On Dec. 17, 2013, a 37-year-old worker was severely burned while working for a California company in a confined space, according to Cal/OSHA. A confined space is one that is defined as big enough for a worker to get in, but possessing limited exit and entry openings as well as the potential for danger from area and atmosphere.
On the date of the accident, the worker was inside a big steel tank and was spraying the interior with a flammable coating. A portable halogen light that he was using ignited a flash fire that caused serious burns. The worker was in the hospital burn unit for three days recovering after he was rescued from the tank.
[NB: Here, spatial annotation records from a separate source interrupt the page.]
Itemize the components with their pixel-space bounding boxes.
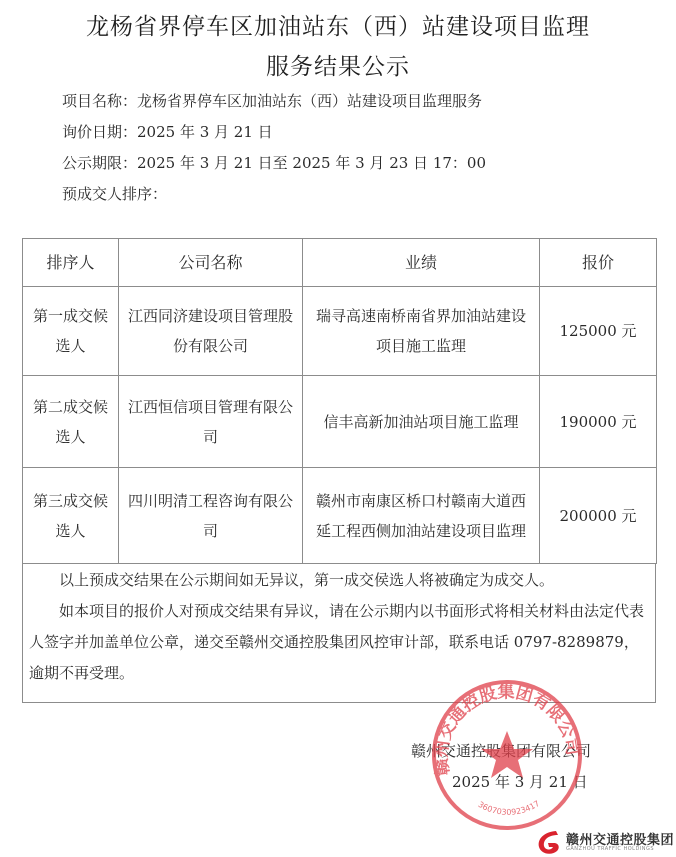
- ranking-label: 预成交人排序：: [62, 183, 167, 204]
- document-title-line1: 龙杨省界停车区加油站东（西）站建设项目监理: [0, 8, 676, 41]
- header-price: 报价: [540, 239, 657, 287]
- cell-price: 200000 元: [540, 468, 657, 564]
- company-logo: 赣州交通控股集团 GANZHOU TRAFFIC HOLDINGS: [536, 828, 676, 857]
- svg-text:3607030923417: 3607030923417: [476, 799, 541, 817]
- cell-price: 125000 元: [540, 287, 657, 376]
- logo-subtitle: GANZHOU TRAFFIC HOLDINGS: [566, 846, 654, 852]
- cell-company: 江西恒信项目管理有限公司: [119, 376, 303, 468]
- cell-rank: 第一成交候选人: [23, 287, 119, 376]
- company-seal-icon: 赣州交通控股集团有限公司 3607030923417: [431, 679, 583, 831]
- cell-rank: 第二成交候选人: [23, 376, 119, 468]
- project-name: 项目名称：龙杨省界停车区加油站东（西）站建设项目监理服务: [62, 90, 482, 111]
- header-company: 公司名称: [119, 239, 303, 287]
- table-row: 第三成交候选人 四川明清工程咨询有限公司 赣州市南康区桥口村赣南大道西延工程西侧…: [23, 468, 657, 564]
- table-header-row: 排序人 公司名称 业绩 报价: [23, 239, 657, 287]
- cell-company: 四川明清工程咨询有限公司: [119, 468, 303, 564]
- publicity-period: 公示期限：2025 年 3 月 21 日至 2025 年 3 月 23 日 17…: [62, 152, 486, 173]
- cell-rank: 第三成交候选人: [23, 468, 119, 564]
- note-objection-procedure: 如本项目的报价人对预成交结果有异议，请在公示期内以书面形式将相关材料由法定代表人…: [23, 596, 655, 689]
- cell-price: 190000 元: [540, 376, 657, 468]
- cell-company: 江西同济建设项目管理股份有限公司: [119, 287, 303, 376]
- header-performance: 业绩: [303, 239, 540, 287]
- table-row: 第一成交候选人 江西同济建设项目管理股份有限公司 瑞寻高速南桥南省界加油站建设项…: [23, 287, 657, 376]
- logo-g-icon: [536, 828, 562, 856]
- table-row: 第二成交候选人 江西恒信项目管理有限公司 信丰高新加油站项目施工监理 19000…: [23, 376, 657, 468]
- cell-performance: 赣州市南康区桥口村赣南大道西延工程西侧加油站建设项目监理: [303, 468, 540, 564]
- seal-serial: 3607030923417: [476, 799, 541, 817]
- document-title-line2: 服务结果公示: [0, 48, 676, 81]
- cell-performance: 信丰高新加油站项目施工监理: [303, 376, 540, 468]
- cell-performance: 瑞寻高速南桥南省界加油站建设项目施工监理: [303, 287, 540, 376]
- note-no-objection: 以上预成交结果在公示期间如无异议，第一成交侯选人将被确定为成交人。: [23, 565, 655, 596]
- inquiry-date: 询价日期：2025 年 3 月 21 日: [62, 121, 273, 142]
- header-rank: 排序人: [23, 239, 119, 287]
- results-table: 排序人 公司名称 业绩 报价 第一成交候选人 江西同济建设项目管理股份有限公司 …: [22, 238, 657, 564]
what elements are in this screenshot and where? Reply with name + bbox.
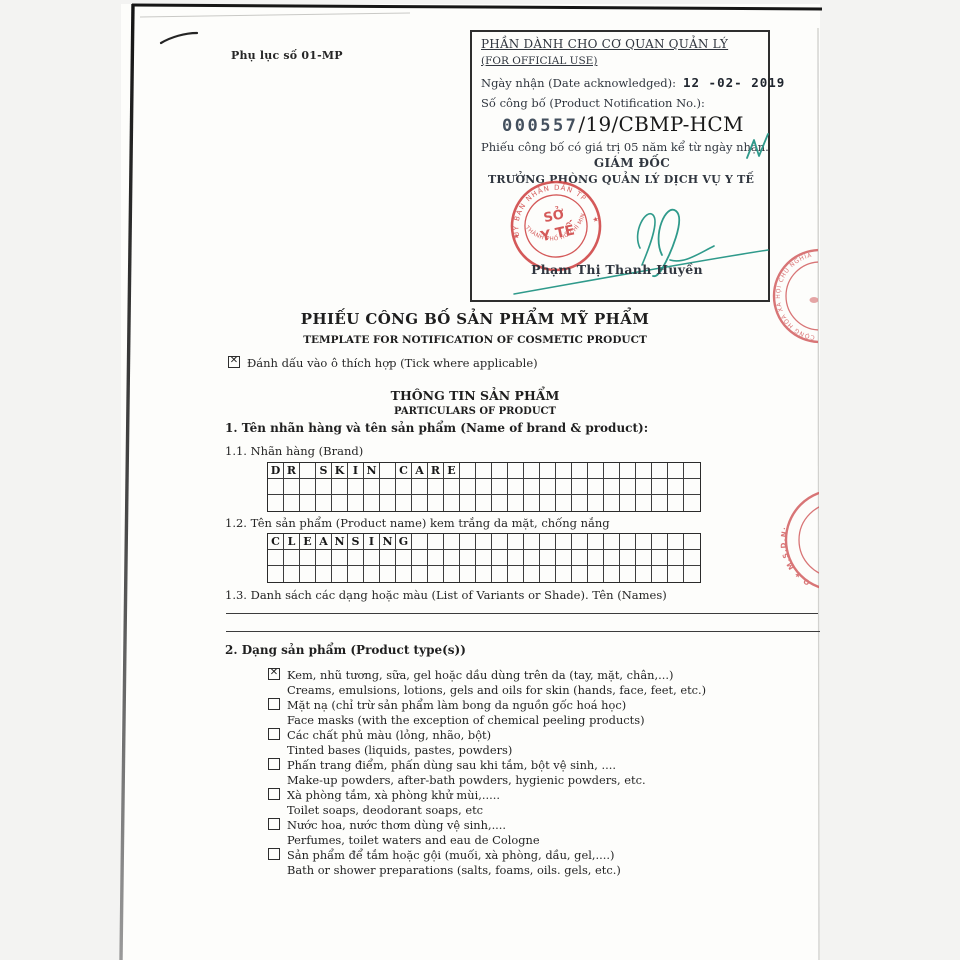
grid-cell [684, 566, 700, 582]
product-type-label-en: Face masks (with the exception of chemic… [268, 713, 788, 728]
product-type-vi-line: Mặt nạ (chỉ trừ sản phẩm làm bong da ngu… [268, 698, 788, 713]
checkbox-unchecked [268, 698, 280, 710]
grid-cell [668, 550, 684, 566]
form-title-vi: PHIẾU CÔNG BỐ SẢN PHẨM MỸ PHẨM [130, 312, 820, 326]
grid-cell [572, 495, 588, 511]
handwritten-tick-icon [744, 130, 772, 164]
grid-cell [364, 495, 380, 511]
grid-cell [684, 534, 700, 550]
grid-cell [684, 479, 700, 495]
grid-cell [588, 550, 604, 566]
product-type-label-en: Bath or shower preparations (salts, foam… [268, 863, 788, 878]
product-type-item: Phấn trang điểm, phấn dùng sau khi tắm, … [268, 758, 788, 788]
product-type-label-vi: Nước hoa, nước thơm dùng vệ sinh,.... [287, 818, 506, 832]
product-type-vi-line: Phấn trang điểm, phấn dùng sau khi tắm, … [268, 758, 788, 773]
grid-cell: A [316, 534, 332, 550]
grid-cell [636, 495, 652, 511]
form-title-en: TEMPLATE FOR NOTIFICATION OF COSMETIC PR… [130, 333, 820, 347]
variants-label: 1.3. Danh sách các dạng hoặc màu (List o… [225, 588, 667, 602]
grid-cell [540, 463, 556, 479]
product-type-label-en: Creams, emulsions, lotions, gels and oil… [268, 683, 788, 698]
checkbox-unchecked [268, 818, 280, 830]
grid-cell [268, 479, 284, 495]
brand-label: 1.1. Nhãn hàng (Brand) [225, 444, 363, 458]
grid-cell [284, 566, 300, 582]
product-info-header-en: PARTICULARS OF PRODUCT [130, 405, 820, 419]
grid-cell [396, 495, 412, 511]
grid-cell [460, 534, 476, 550]
grid-cell [428, 566, 444, 582]
grid-cell [604, 479, 620, 495]
product-type-label-vi: Sản phẩm để tắm hoặc gội (muối, xà phòng… [287, 848, 614, 862]
grid-cell [556, 534, 572, 550]
grid-cell [476, 463, 492, 479]
grid-cell: R [428, 463, 444, 479]
grid-cell [620, 463, 636, 479]
checkbox-unchecked [268, 728, 280, 740]
grid-cell: S [316, 463, 332, 479]
grid-cell [540, 550, 556, 566]
grid-cell: E [300, 534, 316, 550]
edge-stamp-bottom-icon: O ★ M.S.D.N: [778, 484, 819, 600]
grid-cell [556, 479, 572, 495]
grid-cell [412, 566, 428, 582]
product-type-label-vi: Mặt nạ (chỉ trừ sản phẩm làm bong da ngu… [287, 698, 626, 712]
product-type-item: Xà phòng tắm, xà phòng khử mùi,.....Toil… [268, 788, 788, 818]
grid-cell [268, 550, 284, 566]
grid-cell [556, 495, 572, 511]
scanned-document-page: Phụ lục số 01-MP PHẦN DÀNH CHO CƠ QUAN Q… [0, 0, 960, 960]
tick-note-label: Đánh dấu vào ô thích hợp (Tick where app… [247, 356, 538, 370]
grid-cell [428, 479, 444, 495]
grid-cell [316, 550, 332, 566]
validity-note: Phiếu công bố có giá trị 05 năm kể từ ng… [481, 140, 769, 154]
grid-cell: E [444, 463, 460, 479]
grid-cell [572, 534, 588, 550]
grid-cell [540, 479, 556, 495]
grid-cell: S [348, 534, 364, 550]
notification-number-value: 000557/19/CBMP-HCM [502, 112, 744, 136]
grid-cell [540, 495, 556, 511]
grid-cell: I [348, 463, 364, 479]
grid-cell [412, 495, 428, 511]
product-type-label-vi: Xà phòng tắm, xà phòng khử mùi,..... [287, 788, 500, 802]
grid-cell: I [364, 534, 380, 550]
signer-name: Phạm Thị Thanh Huyền [497, 262, 737, 277]
grid-cell [652, 566, 668, 582]
product-type-item: Mặt nạ (chỉ trừ sản phẩm làm bong da ngu… [268, 698, 788, 728]
grid-cell [588, 566, 604, 582]
notification-number-suffix: /19/CBMP-HCM [578, 112, 743, 136]
grid-cell [684, 463, 700, 479]
tick-note-row: ✕Đánh dấu vào ô thích hợp (Tick where ap… [228, 356, 538, 370]
grid-cell [476, 566, 492, 582]
grid-cell [508, 550, 524, 566]
grid-cell [524, 550, 540, 566]
grid-cell [668, 479, 684, 495]
grid-cell [652, 479, 668, 495]
product-type-label-vi: Các chất phủ màu (lỏng, nhão, bột) [287, 728, 491, 742]
pen-stroke-icon [155, 25, 205, 50]
grid-cell [300, 463, 316, 479]
date-acknowledged-label: Ngày nhận (Date acknowledged): [481, 76, 676, 90]
grid-cell [604, 534, 620, 550]
product-type-vi-line: Nước hoa, nước thơm dùng vệ sinh,.... [268, 818, 788, 833]
grid-cell [300, 495, 316, 511]
grid-cell [604, 463, 620, 479]
grid-cell [332, 550, 348, 566]
grid-cell [508, 463, 524, 479]
grid-cell [556, 463, 572, 479]
grid-cell [476, 534, 492, 550]
product-type-label-en: Tinted bases (liquids, pastes, powders) [268, 743, 788, 758]
grid-cell [444, 495, 460, 511]
grid-cell [268, 495, 284, 511]
grid-cell [588, 463, 604, 479]
grid-cell [508, 495, 524, 511]
product-type-label-vi: Phấn trang điểm, phấn dùng sau khi tắm, … [287, 758, 616, 772]
grid-cell [348, 479, 364, 495]
grid-cell [444, 534, 460, 550]
grid-cell [380, 479, 396, 495]
date-acknowledged-row: Ngày nhận (Date acknowledged):12 -02- 20… [481, 75, 785, 90]
grid-cell [284, 550, 300, 566]
grid-cell [380, 463, 396, 479]
grid-cell [364, 479, 380, 495]
product-type-label-vi: Kem, nhũ tương, sữa, gel hoặc dầu dùng t… [287, 668, 673, 682]
grid-cell [428, 534, 444, 550]
grid-cell [284, 495, 300, 511]
checkbox-unchecked [268, 788, 280, 800]
signature-icon [512, 160, 770, 300]
grid-cell [284, 479, 300, 495]
grid-cell [668, 534, 684, 550]
grid-cell: C [268, 534, 284, 550]
product-type-list: ✕Kem, nhũ tương, sữa, gel hoặc dầu dùng … [268, 668, 788, 878]
checkbox-unchecked [268, 758, 280, 770]
grid-cell [620, 566, 636, 582]
appendix-label: Phụ lục số 01-MP [231, 49, 343, 63]
notification-number-stamped: 000557 [502, 116, 578, 136]
grid-cell [300, 566, 316, 582]
grid-cell: G [396, 534, 412, 550]
grid-cell [668, 566, 684, 582]
product-type-label-en: Toilet soaps, deodorant soaps, etc [268, 803, 788, 818]
checkbox-unchecked [268, 848, 280, 860]
grid-cell [396, 550, 412, 566]
grid-cell [348, 550, 364, 566]
grid-cell [572, 550, 588, 566]
grid-cell [316, 566, 332, 582]
grid-cell [668, 463, 684, 479]
grid-cell [492, 495, 508, 511]
grid-cell [268, 566, 284, 582]
grid-cell [476, 495, 492, 511]
grid-cell [572, 463, 588, 479]
grid-cell [364, 550, 380, 566]
grid-cell [412, 550, 428, 566]
grid-cell [684, 495, 700, 511]
grid-cell [428, 495, 444, 511]
product-type-item: Sản phẩm để tắm hoặc gội (muối, xà phòng… [268, 848, 788, 878]
check-x-glyph: ✕ [269, 666, 279, 679]
grid-cell [460, 566, 476, 582]
grid-cell [492, 534, 508, 550]
grid-cell [524, 495, 540, 511]
grid-cell [492, 550, 508, 566]
section1-heading: 1. Tên nhãn hàng và tên sản phẩm (Name o… [225, 421, 648, 435]
checkbox-checked: ✕ [268, 668, 280, 680]
product-type-item: ✕Kem, nhũ tương, sữa, gel hoặc dầu dùng … [268, 668, 788, 698]
svg-text:O ★ M.S.D.N:: O ★ M.S.D.N: [780, 526, 812, 587]
product-type-item: Các chất phủ màu (lỏng, nhão, bột)Tinted… [268, 728, 788, 758]
grid-cell: A [412, 463, 428, 479]
grid-cell: C [396, 463, 412, 479]
grid-cell [684, 550, 700, 566]
product-type-vi-line: Xà phòng tắm, xà phòng khử mùi,..... [268, 788, 788, 803]
grid-cell [524, 463, 540, 479]
grid-cell [412, 534, 428, 550]
notification-number-label: Số công bố (Product Notification No.): [481, 96, 705, 110]
section2-heading: 2. Dạng sản phẩm (Product type(s)) [225, 643, 466, 657]
product-name-label: 1.2. Tên sản phẩm (Product name) kem trắ… [225, 516, 610, 530]
grid-cell [524, 566, 540, 582]
grid-cell [620, 550, 636, 566]
grid-cell [476, 550, 492, 566]
grid-cell [652, 495, 668, 511]
grid-cell [444, 550, 460, 566]
grid-cell [300, 550, 316, 566]
grid-cell [348, 495, 364, 511]
grid-cell [540, 566, 556, 582]
product-type-label-en: Perfumes, toilet waters and eau de Colog… [268, 833, 788, 848]
brand-letter-grid: DRSKINCARE [267, 462, 701, 512]
grid-cell [636, 479, 652, 495]
grid-cell [508, 479, 524, 495]
grid-cell [316, 495, 332, 511]
grid-cell [492, 463, 508, 479]
product-type-vi-line: ✕Kem, nhũ tương, sữa, gel hoặc dầu dùng … [268, 668, 788, 683]
grid-cell [524, 479, 540, 495]
grid-cell [540, 534, 556, 550]
product-type-item: Nước hoa, nước thơm dùng vệ sinh,....Per… [268, 818, 788, 848]
variants-blank-line-1 [226, 613, 818, 614]
grid-cell [652, 463, 668, 479]
grid-cell [380, 495, 396, 511]
grid-cell [652, 534, 668, 550]
grid-cell [492, 566, 508, 582]
grid-cell [508, 566, 524, 582]
grid-cell [460, 463, 476, 479]
grid-cell [620, 479, 636, 495]
official-use-box: PHẦN DÀNH CHO CƠ QUAN QUẢN LÝ (FOR OFFIC… [470, 30, 770, 302]
grid-cell [348, 566, 364, 582]
grid-cell [620, 495, 636, 511]
checkbox-checked: ✕ [228, 356, 240, 368]
grid-cell [556, 566, 572, 582]
product-name-letter-grid: CLEANSING [267, 533, 701, 583]
product-type-vi-line: Các chất phủ màu (lỏng, nhão, bột) [268, 728, 788, 743]
grid-cell [636, 566, 652, 582]
official-box-title-en: (FOR OFFICIAL USE) [481, 55, 597, 67]
grid-cell [604, 566, 620, 582]
grid-cell [444, 479, 460, 495]
grid-cell [620, 534, 636, 550]
grid-cell [380, 550, 396, 566]
check-x-glyph: ✕ [229, 354, 239, 367]
grid-cell: N [380, 534, 396, 550]
grid-cell [476, 479, 492, 495]
grid-cell: R [284, 463, 300, 479]
grid-cell [572, 566, 588, 582]
grid-cell [396, 479, 412, 495]
date-stamp-value: 12 -02- 2019 [683, 75, 785, 90]
grid-cell [460, 495, 476, 511]
grid-cell [652, 550, 668, 566]
grid-cell [316, 479, 332, 495]
product-info-header-vi: THÔNG TIN SẢN PHẨM [130, 389, 820, 403]
grid-cell [588, 534, 604, 550]
grid-cell [364, 566, 380, 582]
grid-cell [572, 479, 588, 495]
grid-cell [636, 534, 652, 550]
grid-cell [668, 495, 684, 511]
grid-cell [636, 550, 652, 566]
grid-cell [380, 566, 396, 582]
grid-cell [428, 550, 444, 566]
grid-cell [588, 495, 604, 511]
grid-cell [460, 479, 476, 495]
edge-stamp-bottom: O ★ M.S.D.N: [778, 484, 819, 600]
grid-cell [604, 550, 620, 566]
grid-cell: D [268, 463, 284, 479]
grid-cell [556, 550, 572, 566]
svg-text:CỘNG HÒA XÃ HỘI CHỦ NGHĨA: CỘNG HÒA XÃ HỘI CHỦ NGHĨA [775, 252, 815, 341]
grid-cell [412, 479, 428, 495]
grid-cell [332, 566, 348, 582]
grid-cell [460, 550, 476, 566]
product-type-vi-line: Sản phẩm để tắm hoặc gội (muối, xà phòng… [268, 848, 788, 863]
grid-cell [492, 479, 508, 495]
grid-cell: K [332, 463, 348, 479]
grid-cell [300, 479, 316, 495]
variants-blank-line-2 [226, 631, 820, 632]
grid-cell [332, 495, 348, 511]
product-type-label-en: Make-up powders, after-bath powders, hyg… [268, 773, 788, 788]
grid-cell [636, 463, 652, 479]
grid-cell [588, 479, 604, 495]
grid-cell: N [332, 534, 348, 550]
grid-cell [396, 566, 412, 582]
grid-cell [524, 534, 540, 550]
grid-cell [508, 534, 524, 550]
grid-cell [604, 495, 620, 511]
grid-cell [332, 479, 348, 495]
grid-cell: L [284, 534, 300, 550]
official-box-title-vi: PHẦN DÀNH CHO CƠ QUAN QUẢN LÝ [481, 37, 728, 51]
grid-cell [444, 566, 460, 582]
grid-cell: N [364, 463, 380, 479]
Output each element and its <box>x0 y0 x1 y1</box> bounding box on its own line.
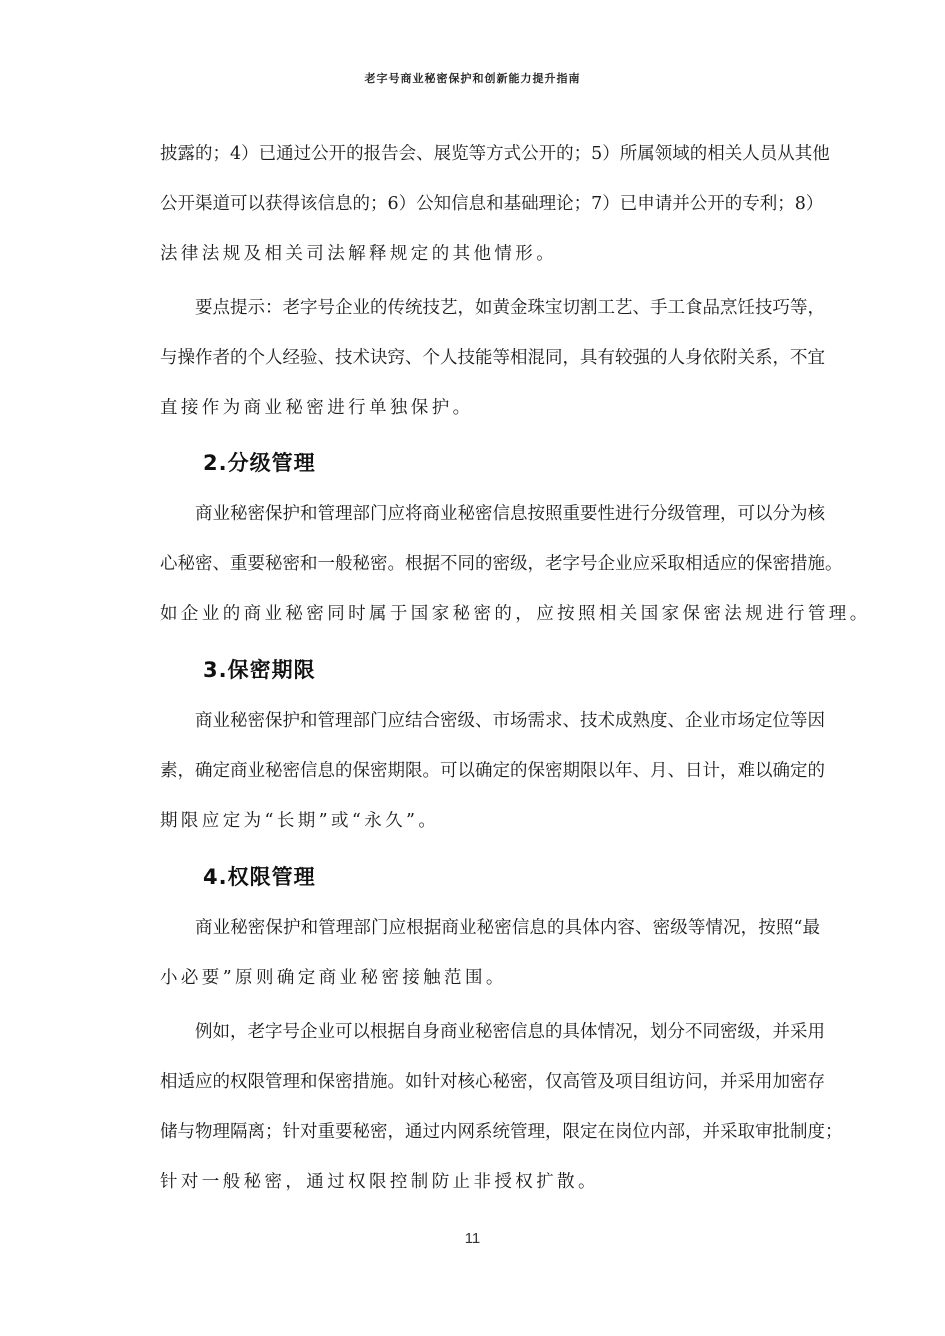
text-line: 针对一般秘密，通过权限控制防止非授权扩散。 <box>160 1170 820 1194</box>
text-line: 例如，老字号企业可以根据自身商业秘密信息的具体情况，划分不同密级，并采用 <box>195 1020 820 1044</box>
text-line: 直接作为商业秘密进行单独保护。 <box>160 396 820 420</box>
text-line: 期限应定为“长期”或“永久”。 <box>160 809 820 833</box>
text-line: 公开渠道可以获得该信息的；6）公知信息和基础理论；7）已申请并公开的专利；8） <box>160 192 820 216</box>
text-line: 要点提示：老字号企业的传统技艺，如黄金珠宝切割工艺、手工食品烹饪技巧等， <box>195 296 820 320</box>
text-line: 披露的；4）已通过公开的报告会、展览等方式公开的；5）所属领域的相关人员从其他 <box>160 142 820 166</box>
text-line: 储与物理隔离；针对重要秘密，通过内网系统管理，限定在岗位内部，并采取审批制度； <box>160 1120 820 1144</box>
text-line: 商业秘密保护和管理部门应根据商业秘密信息的具体内容、密级等情况，按照“最 <box>195 916 820 940</box>
section-heading-access-management: 4.权限管理 <box>203 861 316 891</box>
section-heading-confidentiality-period: 3.保密期限 <box>203 654 316 684</box>
text-line: 素，确定商业秘密信息的保密期限。可以确定的保密期限以年、月、日计，难以确定的 <box>160 759 820 783</box>
text-line: 相适应的权限管理和保密措施。如针对核心秘密，仅高管及项目组访问，并采用加密存 <box>160 1070 820 1094</box>
text-line: 如企业的商业秘密同时属于国家秘密的，应按照相关国家保密法规进行管理。 <box>160 602 820 626</box>
text-line: 心秘密、重要秘密和一般秘密。根据不同的密级，老字号企业应采取相适应的保密措施。 <box>160 552 820 576</box>
text-line: 法律法规及相关司法解释规定的其他情形。 <box>160 242 820 266</box>
section-heading-classification: 2.分级管理 <box>203 447 316 477</box>
page-header: 老字号商业秘密保护和创新能力提升指南 <box>0 70 945 86</box>
page-number: 11 <box>0 1230 945 1247</box>
text-line: 小必要”原则确定商业秘密接触范围。 <box>160 966 820 990</box>
text-line: 商业秘密保护和管理部门应将商业秘密信息按照重要性进行分级管理，可以分为核 <box>195 502 820 526</box>
text-line: 商业秘密保护和管理部门应结合密级、市场需求、技术成熟度、企业市场定位等因 <box>195 709 820 733</box>
text-line: 与操作者的个人经验、技术诀窍、个人技能等相混同，具有较强的人身依附关系，不宜 <box>160 346 820 370</box>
The company, which is an industrial service provider, has now been cited by Cal/OSHA for no permit for working in a confined space, lack of personal protective equipment and proper ventilation for such a hazardous space, consciously allowing the use of an unauthorized electric light by a worker when he was painting in an explosive atmosphere, and other violations. There were a total of twelve other violations, which included not reporting the incident within eight hours, and proposed penalties totaling $82,090.
California had seven fatalities in confined spaces in 2011, as well as two injuries and one fatality due to rescue attempts. In 2012, Cal/OSHA started a confined space emphasis program to raise awareness and aid employers in adhering to proper safeguards. Injured workers similar to the one in this story may be able to get the necessary financial help to pay medical expenses and other benefits via a workers' compensation claim. An attorney with experience in workers' compensation law can help determine whether a client is eligible for such benefits.